This One Goes Out to the Ones I Loved

Nothing like a favorite band calling it quits to rouse a blogger out of his stupor. I’ll try to capture some thoughts, over the next few days, regarding R.E.M.’s announcement yesterday that they’re throwing in the towel.

I don’t have what I think of as the “Woodstock” story to tell about R.E.M. I wasn’t at Woodstock; I was only 10. And I didn’t see R.E.M. play at a frat party in Athens in 1980, or at the 40 Watt. Indeed, I never really listened to them … until 1994. When Monster came out. When I was 35, for pity’s sake, had four kids, and was in graduate school.

That’s not how this kind of story is supposed to go, coming from a Baby Boomer. I’m supposed to claim to have known them long before you did, long before they got famous, sold out, whatever. But it’s just not true. I first heard of them so late that it was tragically unhip.

By then, “true” fans knew that their best work was behind them; they’d passed through cult unintelligibility (Chronic Town, Murmur), popular success (Out of Time), and had landed in artsy brain-rock obscurity. But I loved it. So that I learned R.E.M.’s career and catalog backwards: I listened to everything through the lens of Monster (and two years later, New Adventures in Hi-Fi), rather than the other way around. I was looking at their career through the wrong end of the telescope: but it did look pretty cool. Indeed, ever since the news broke yesterday, the song that’s been going through my head is “Bittersweet Me,” off New Adventures. I’ll bet good money that song’s not going to be the soundtrack to any of the media coverage of the band’s breakup.

In another sense, though, the band’s entire career is important to me because they “got together” when Robyn & I did–in 1980. Their first record, “Radio Free Europe,” was released on July 8, 1981; Robyn & I were married five weeks later. Their recording career, that is to say, is–was, until yesterday–essentially co-extensive with our marriage. So that while it took me awhile to discover them, they came to have an important sentimental value for me. (For those of you who don’t know me well, it’s probably important to say that in no way does R.E.M’s breakup portend our own. Robyn and I are very happy, thank you.)

Perhaps someone who has paid better, closer attention to the recent albums can make a case for them, but I’ve not heard much to interest me in the last five albums. Fortunately, I did get to hear them play once, though again, as everywhere in this story, it was very late: summer 2003, in Dublin. I could tell you the date, but I’d have to take off my shirt: I’m wearing my gunmetal gray R.E.M. Tour ’03 shirt today in mourning.

I’ll check the precise date tonight and use it in tomorrow’s post, as I think & mourn a bit more, with your indulgence.

3 Responses to “This One Goes Out to the Ones I Loved”

  1. Ken A. says:

    I hopped on board the REM bandwagon before you, Kevin, although I cannot claim to have been early to the party. (The 80s are kind of a big hole in my music experience–grad school, kids, poverty, etc.) But I am a fan of their work up until the point when I stopped paying attention–in the early to mid-90s. Nice sound, semi-inscrutable lyrics. Good stuff.

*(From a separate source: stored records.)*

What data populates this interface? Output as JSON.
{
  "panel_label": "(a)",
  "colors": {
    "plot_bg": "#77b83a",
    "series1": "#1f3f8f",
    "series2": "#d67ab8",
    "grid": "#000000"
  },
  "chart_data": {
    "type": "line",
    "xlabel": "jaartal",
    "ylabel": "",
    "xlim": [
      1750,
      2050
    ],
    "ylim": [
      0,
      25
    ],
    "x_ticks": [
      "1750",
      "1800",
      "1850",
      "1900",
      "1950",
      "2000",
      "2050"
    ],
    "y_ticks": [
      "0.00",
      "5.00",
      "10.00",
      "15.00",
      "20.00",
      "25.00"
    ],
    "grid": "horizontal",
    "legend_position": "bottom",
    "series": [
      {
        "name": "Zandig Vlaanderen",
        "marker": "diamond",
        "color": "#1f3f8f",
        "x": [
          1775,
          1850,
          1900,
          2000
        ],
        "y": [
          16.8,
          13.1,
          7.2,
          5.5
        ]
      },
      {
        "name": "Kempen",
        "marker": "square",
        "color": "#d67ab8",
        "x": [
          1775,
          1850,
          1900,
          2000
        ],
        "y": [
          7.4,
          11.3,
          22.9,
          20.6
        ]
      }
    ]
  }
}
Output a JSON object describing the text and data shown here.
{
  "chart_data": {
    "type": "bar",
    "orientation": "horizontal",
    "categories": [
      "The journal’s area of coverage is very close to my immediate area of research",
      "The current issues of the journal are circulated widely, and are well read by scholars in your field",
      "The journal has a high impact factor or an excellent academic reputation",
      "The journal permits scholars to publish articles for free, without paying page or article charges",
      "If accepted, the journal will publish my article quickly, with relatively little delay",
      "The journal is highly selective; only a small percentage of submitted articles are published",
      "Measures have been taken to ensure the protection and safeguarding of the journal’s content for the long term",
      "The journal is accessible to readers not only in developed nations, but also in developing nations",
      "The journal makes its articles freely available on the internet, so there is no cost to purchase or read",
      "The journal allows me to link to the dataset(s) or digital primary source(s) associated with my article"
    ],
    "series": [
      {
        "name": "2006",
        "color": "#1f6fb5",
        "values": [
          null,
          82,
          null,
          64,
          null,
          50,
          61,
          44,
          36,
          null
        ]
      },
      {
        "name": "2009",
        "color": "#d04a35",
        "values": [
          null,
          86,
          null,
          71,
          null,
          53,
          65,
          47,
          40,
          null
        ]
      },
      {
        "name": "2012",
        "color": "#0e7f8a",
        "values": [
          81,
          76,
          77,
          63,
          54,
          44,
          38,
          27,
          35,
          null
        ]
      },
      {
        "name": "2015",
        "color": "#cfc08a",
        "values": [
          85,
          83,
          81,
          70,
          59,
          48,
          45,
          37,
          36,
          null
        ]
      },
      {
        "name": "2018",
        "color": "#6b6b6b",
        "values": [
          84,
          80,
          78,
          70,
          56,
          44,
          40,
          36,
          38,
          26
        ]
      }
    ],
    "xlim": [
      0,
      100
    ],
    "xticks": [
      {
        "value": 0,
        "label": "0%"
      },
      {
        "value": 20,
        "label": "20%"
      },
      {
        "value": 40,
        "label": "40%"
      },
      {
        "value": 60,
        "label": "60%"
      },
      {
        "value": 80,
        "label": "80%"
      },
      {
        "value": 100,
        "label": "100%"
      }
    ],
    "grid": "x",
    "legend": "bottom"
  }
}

    But I’m not sure this is a cause for mourning. They’ve been past their creative peak for years. It’s just time. As an old Giants fan, I have images in my mind of Willy Mays trying to hang on too long. Better to hang ‘em up before it gets embarrassing.

    Of course, if they need cash, they can always get together for a “Filthy Lucre” tour.

  2. Sam says:

    Thought of you when I heard this news. I also discovered REM via Monster. I was a huge Kurt Cobain fan at the time and he had made it apparent that Michael Stipe was a friend and influence. I had never really heard the early REM stuff until I found a copy of Reckoning on vinyl at a thrift shop last year. I quickly grew to love it. I can’t comment on their newer stuff but it seemed like strange timing since their newest album got fairly good reviews. I read somewhere that their breakup is in part due to label disputes, but maybe that is just the rumor mill. Anyhow, sorry to hear the bad news, but this leaves room for individual projects and reunions!

  3. Steve says:

    Curiously, REM caught my ear on mainstream rock radio stations in and between Flint, MI and Columbus, OH with Orange Crush, End of the World and The One I Love all receiving steady play.

    What struck me about this announcement was the realization that they hadn’t pulled the plug years ago. It forced me to check AllMusic and discover that from a band I had been quite fond of through the Monster release, there were at least a half dozen albums I was essentially unaware of. Although, they seem to have milked the live album teat for about half that output.

    At the risk of sounding uncharacteristically cynical, might the formality of the announcement have any calculated role in pushing their latest release as well as their back catalogue?